Alla faccia del libero pensiero, della democrazia interna e del rispetto, il giudizio su Luigi Di Maio è stato sincero, insomma schietto. Tanto è vero che il padrone dei grillini, prima della riunione su "Giggino", dal balcone social, con le mani sui fianchi, ha gridato a tutti cosa fare, un aiutino a non sbagliare. Del resto da un movimento veterocomunista, forcaiolo e giustizialista, non ci si può aspettare certo il pluralismo di pensiero, l’espressione libera e il permesso di annunciare il vero. Infatti viene da ridere quando Salvini, per giustificare l’alleanza coi grillini, afferma che il suo nemico sia solo la sinistra: il ministro vuol farci credere che il diavolo si combatta andando a braccetto con lucifero.

Ecco perché alla fine della fiera, il problema è sempre quello: la scelta di campo e la coerenza; insomma un ritornello nelle mani degli elettori sia grillini e sia leghisti. I primi affinché chiariscano il giudizio sulla capacità del movimento di stare al comando, centrale oppure locale, a partire da Roma e dalla disfatta elettorale. I secondi perché una volta per tutte decidano se il nemico politico sia Berlusconi, che ha inventato il centrodestra, oppure Grillo che ha inventato il comunismo 4.0. Insomma la storia poi non è così difficile, basta uscire dal festival dell’ipocrisia e dell’incoerenza, per tornare a casa e alla naturale appartenenza.

Sia chiaro, dai risultati di domenica potremmo affermare che i leghisti siano felici del reddito di cittadinanza, dell’estromissione di Armando Siri, della prescrizione e del decreto dignità, tanto è vero che Salvini ribadisce l’amore coi grillini. Così come, dall’altra parte, la conferma per Di Maio lascia pensare alla felicità dell’autolesionismo, al piacere del dolore, perché magnificare un capo che perda 6 milioni di soldati, mica è da poco, ci sarebbe da sentire Freud. Eppure tant’è, dopo l’ennesimo teatrino il povero "Giggino" si ritroverà addirittura sotto due padroni: uno storico e assoluto, Grillo; l’altro tecnico e obbligatorio, Matteo Salvini. Bene, anzi male, se fossimo in poltrona a vedere un vaudeville oppure a leggere un’appendice di Carolina Invernizio potrebbe andare, ma siamo al Governo del paese in un momento difficile e particolare.

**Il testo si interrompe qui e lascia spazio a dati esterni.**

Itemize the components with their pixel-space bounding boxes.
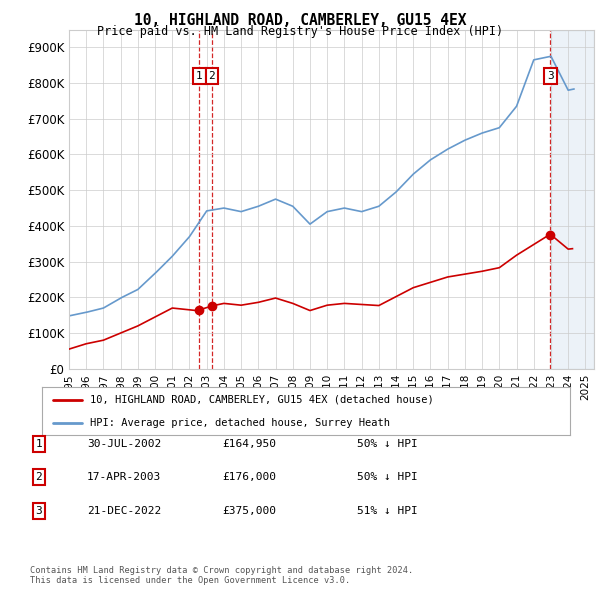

L’Italia infatti arranca, non cresce, i conti peggiorano e il sud si allontana ancora, la domanda interna è ferma e l’occupazione non migliora, gli immigrati espulsi restano, i nostri giovani se ne vanno. Dunque che vogliamo fare? Insistere a guardare il teatrino, le insolenze fra i soci di governo, gli ultimatum quotidiani, le liti frutto di un’alleanza perniciosa, lasciare l’Italia ad una maggioranza disastrosa? Oppure vogliamo un'altra cosa? Una politica nuova liberale, che abbia la cultura dello sviluppo e non delle marchette, della produzione di ricchezza piuttosto che l’esproprio, della creazione del lavoro anziché nullafacenza, del sostegno alle imprese e non ai furbetti e ai caporali. Insomma delle due l’una, o si sceglie la sceneggiata che vediamo e che vedremo se continuasse malauguratamente questa alleanza, oppure si torna al voto. Per parte nostra lo sappiamo, pensiamo in proprio e a farci prendere in giro noi non ci stiamo.